“Don’t worry Ursula, I always choose the left side,” the fake Magyar says, grinning at the camera as the car heads toward signs for war and taxes.
Magyar said Tuesday more organized campaigns to discredit him are coming.
‘New shiny tool’
Since Hungary’s election campaign kicked off this year, disinformation has been ripe and AI labeling has not been consistently enforced, said Botond Feledy, a non-resident fellow at the Centre for Euro-Atlantic Integration and Democracy, a Budapest-based think tank.
As Orbán’s allies portray Magyar as a stooge of Brussels, they are also taking aim at anti-misinformation efforts from the bloc. | Balint Szentgallay/NurPhoto via Getty Images
“EU actors even at the political level hardly picked a fight with Orban on domestic disinformation, not to mention any official measures,” Feledy said.

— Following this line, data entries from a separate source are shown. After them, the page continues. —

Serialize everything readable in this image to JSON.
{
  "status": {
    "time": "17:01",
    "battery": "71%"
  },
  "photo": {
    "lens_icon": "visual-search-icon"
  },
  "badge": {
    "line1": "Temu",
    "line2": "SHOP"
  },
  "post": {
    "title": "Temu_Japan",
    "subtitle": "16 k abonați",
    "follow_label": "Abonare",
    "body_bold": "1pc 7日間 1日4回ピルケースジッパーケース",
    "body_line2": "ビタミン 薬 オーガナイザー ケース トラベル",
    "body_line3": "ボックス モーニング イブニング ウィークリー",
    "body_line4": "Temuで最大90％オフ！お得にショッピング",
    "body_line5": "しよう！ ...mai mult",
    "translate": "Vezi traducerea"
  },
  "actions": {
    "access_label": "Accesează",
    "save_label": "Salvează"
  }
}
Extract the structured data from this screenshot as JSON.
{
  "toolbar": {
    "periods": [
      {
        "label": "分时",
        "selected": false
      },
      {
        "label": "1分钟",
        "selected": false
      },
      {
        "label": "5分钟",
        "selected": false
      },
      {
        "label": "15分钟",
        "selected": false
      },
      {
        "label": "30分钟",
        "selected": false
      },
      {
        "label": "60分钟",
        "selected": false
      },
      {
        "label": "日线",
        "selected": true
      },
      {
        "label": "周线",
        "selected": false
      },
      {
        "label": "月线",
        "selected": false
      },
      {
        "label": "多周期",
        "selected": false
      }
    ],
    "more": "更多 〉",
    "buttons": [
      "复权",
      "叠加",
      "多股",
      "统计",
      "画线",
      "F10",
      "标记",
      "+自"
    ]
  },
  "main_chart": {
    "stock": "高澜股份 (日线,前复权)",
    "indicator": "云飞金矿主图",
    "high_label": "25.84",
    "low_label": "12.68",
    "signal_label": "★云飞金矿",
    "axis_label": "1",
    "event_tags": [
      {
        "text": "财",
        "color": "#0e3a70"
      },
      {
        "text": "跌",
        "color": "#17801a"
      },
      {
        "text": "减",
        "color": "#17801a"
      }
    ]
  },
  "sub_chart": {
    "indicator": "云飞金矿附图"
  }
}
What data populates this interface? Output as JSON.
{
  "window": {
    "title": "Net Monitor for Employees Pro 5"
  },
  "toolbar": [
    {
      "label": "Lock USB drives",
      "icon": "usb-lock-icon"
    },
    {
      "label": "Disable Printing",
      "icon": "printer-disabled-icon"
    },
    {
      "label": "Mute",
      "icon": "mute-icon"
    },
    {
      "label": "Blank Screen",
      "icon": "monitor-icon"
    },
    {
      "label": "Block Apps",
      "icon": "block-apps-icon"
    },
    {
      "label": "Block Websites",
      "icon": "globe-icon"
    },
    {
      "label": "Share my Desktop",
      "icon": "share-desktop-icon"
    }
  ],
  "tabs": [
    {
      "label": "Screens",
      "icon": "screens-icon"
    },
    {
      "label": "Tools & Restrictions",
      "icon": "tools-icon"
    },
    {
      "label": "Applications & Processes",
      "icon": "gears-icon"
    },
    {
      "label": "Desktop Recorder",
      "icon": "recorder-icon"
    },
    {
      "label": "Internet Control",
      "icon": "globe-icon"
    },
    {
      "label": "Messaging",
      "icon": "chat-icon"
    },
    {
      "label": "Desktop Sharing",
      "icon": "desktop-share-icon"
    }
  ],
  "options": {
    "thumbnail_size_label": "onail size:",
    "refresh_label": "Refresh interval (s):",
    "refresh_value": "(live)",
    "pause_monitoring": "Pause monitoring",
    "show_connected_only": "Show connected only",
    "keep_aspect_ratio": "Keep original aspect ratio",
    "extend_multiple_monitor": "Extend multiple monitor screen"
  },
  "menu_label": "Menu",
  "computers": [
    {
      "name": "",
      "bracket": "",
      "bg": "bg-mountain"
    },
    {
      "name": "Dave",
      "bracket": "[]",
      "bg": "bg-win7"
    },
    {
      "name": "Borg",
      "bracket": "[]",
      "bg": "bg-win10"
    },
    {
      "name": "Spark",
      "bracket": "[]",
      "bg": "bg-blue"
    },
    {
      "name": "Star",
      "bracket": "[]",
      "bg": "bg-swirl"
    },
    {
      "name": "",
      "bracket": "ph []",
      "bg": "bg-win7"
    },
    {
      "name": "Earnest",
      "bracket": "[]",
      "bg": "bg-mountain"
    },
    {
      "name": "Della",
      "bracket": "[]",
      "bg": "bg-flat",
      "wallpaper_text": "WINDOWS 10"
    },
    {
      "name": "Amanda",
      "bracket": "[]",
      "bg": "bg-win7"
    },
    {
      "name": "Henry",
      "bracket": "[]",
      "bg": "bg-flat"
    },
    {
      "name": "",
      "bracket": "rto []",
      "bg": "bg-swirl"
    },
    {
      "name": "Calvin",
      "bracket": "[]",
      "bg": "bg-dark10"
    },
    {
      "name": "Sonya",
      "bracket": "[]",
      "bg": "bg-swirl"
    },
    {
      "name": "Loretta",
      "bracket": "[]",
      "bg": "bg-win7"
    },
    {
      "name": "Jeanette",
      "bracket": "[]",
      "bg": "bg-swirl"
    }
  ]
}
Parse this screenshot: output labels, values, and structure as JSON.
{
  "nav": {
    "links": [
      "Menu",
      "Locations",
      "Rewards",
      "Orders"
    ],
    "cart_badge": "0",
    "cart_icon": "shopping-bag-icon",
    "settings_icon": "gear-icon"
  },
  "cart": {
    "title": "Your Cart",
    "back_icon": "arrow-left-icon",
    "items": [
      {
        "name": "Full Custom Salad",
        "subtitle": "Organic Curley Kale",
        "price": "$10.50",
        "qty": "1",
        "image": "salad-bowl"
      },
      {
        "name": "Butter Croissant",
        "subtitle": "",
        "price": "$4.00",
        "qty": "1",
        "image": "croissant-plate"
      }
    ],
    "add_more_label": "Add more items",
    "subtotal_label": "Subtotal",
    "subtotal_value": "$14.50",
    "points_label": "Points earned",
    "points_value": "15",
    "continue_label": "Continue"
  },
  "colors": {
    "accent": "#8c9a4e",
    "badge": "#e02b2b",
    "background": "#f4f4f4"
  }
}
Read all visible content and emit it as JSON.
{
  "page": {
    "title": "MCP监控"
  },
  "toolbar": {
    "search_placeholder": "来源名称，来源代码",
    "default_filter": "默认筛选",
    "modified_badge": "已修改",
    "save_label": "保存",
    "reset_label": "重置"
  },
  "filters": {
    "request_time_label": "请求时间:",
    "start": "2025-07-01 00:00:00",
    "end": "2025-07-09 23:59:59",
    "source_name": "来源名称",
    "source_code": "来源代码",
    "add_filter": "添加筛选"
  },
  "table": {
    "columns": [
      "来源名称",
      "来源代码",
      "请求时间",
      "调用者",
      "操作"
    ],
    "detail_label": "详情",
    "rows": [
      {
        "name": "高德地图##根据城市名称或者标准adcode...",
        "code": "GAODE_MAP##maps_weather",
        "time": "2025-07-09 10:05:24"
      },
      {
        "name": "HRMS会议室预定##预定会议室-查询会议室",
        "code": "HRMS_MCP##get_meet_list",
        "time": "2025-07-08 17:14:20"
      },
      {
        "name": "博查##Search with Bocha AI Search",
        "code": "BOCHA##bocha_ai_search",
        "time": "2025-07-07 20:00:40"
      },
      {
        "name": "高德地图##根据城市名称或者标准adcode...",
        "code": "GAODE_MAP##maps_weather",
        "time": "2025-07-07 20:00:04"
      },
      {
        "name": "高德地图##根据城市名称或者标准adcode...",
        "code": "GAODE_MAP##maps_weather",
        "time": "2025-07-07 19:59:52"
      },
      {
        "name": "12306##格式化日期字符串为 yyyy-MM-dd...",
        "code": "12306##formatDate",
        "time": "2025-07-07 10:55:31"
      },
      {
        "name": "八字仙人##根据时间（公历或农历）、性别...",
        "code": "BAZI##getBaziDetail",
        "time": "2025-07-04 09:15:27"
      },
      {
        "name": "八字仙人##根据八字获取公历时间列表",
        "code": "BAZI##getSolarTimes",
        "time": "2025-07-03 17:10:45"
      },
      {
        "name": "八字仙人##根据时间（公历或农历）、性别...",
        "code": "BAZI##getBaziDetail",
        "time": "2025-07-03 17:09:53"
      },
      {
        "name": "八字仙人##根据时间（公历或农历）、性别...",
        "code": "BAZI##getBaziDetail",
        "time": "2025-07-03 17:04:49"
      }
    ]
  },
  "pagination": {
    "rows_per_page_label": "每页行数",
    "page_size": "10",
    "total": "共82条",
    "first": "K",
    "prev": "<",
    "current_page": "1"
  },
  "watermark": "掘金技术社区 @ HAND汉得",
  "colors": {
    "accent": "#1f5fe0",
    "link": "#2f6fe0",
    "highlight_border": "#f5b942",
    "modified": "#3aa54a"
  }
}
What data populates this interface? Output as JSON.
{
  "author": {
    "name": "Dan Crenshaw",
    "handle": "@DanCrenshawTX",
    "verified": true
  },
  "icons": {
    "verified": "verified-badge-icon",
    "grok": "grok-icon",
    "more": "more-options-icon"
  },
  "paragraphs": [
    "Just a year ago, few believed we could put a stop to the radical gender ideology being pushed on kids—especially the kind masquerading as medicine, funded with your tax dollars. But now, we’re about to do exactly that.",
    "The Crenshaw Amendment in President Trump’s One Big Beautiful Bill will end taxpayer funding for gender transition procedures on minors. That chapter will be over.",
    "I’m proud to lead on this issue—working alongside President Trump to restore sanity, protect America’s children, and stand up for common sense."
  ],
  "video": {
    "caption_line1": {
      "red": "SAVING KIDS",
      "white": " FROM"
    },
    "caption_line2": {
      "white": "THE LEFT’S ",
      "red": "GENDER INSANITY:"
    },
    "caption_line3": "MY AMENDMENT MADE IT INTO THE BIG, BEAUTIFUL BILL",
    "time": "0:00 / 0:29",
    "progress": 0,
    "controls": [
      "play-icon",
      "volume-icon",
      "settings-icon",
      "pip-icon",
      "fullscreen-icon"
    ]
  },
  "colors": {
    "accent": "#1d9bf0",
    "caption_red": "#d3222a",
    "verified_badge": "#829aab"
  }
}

Szilárd Teczár, the editor-in-chief of fact-checking organization Lakmusz, said a group called the National Resistance Movement has “repeatedly published AI-generated videos targeting the opposition Tisza Party and its leader Péter Magyar.” The movement’s owner is the pro-government influencer network Megafon.
Teczár said the overarching narrative is that if the government loses the election, Brussels and Magyar’s Tisza party would “prioritize the needs of Ukraine, take money away from Hungarians,” and drag the country into the war with Russia.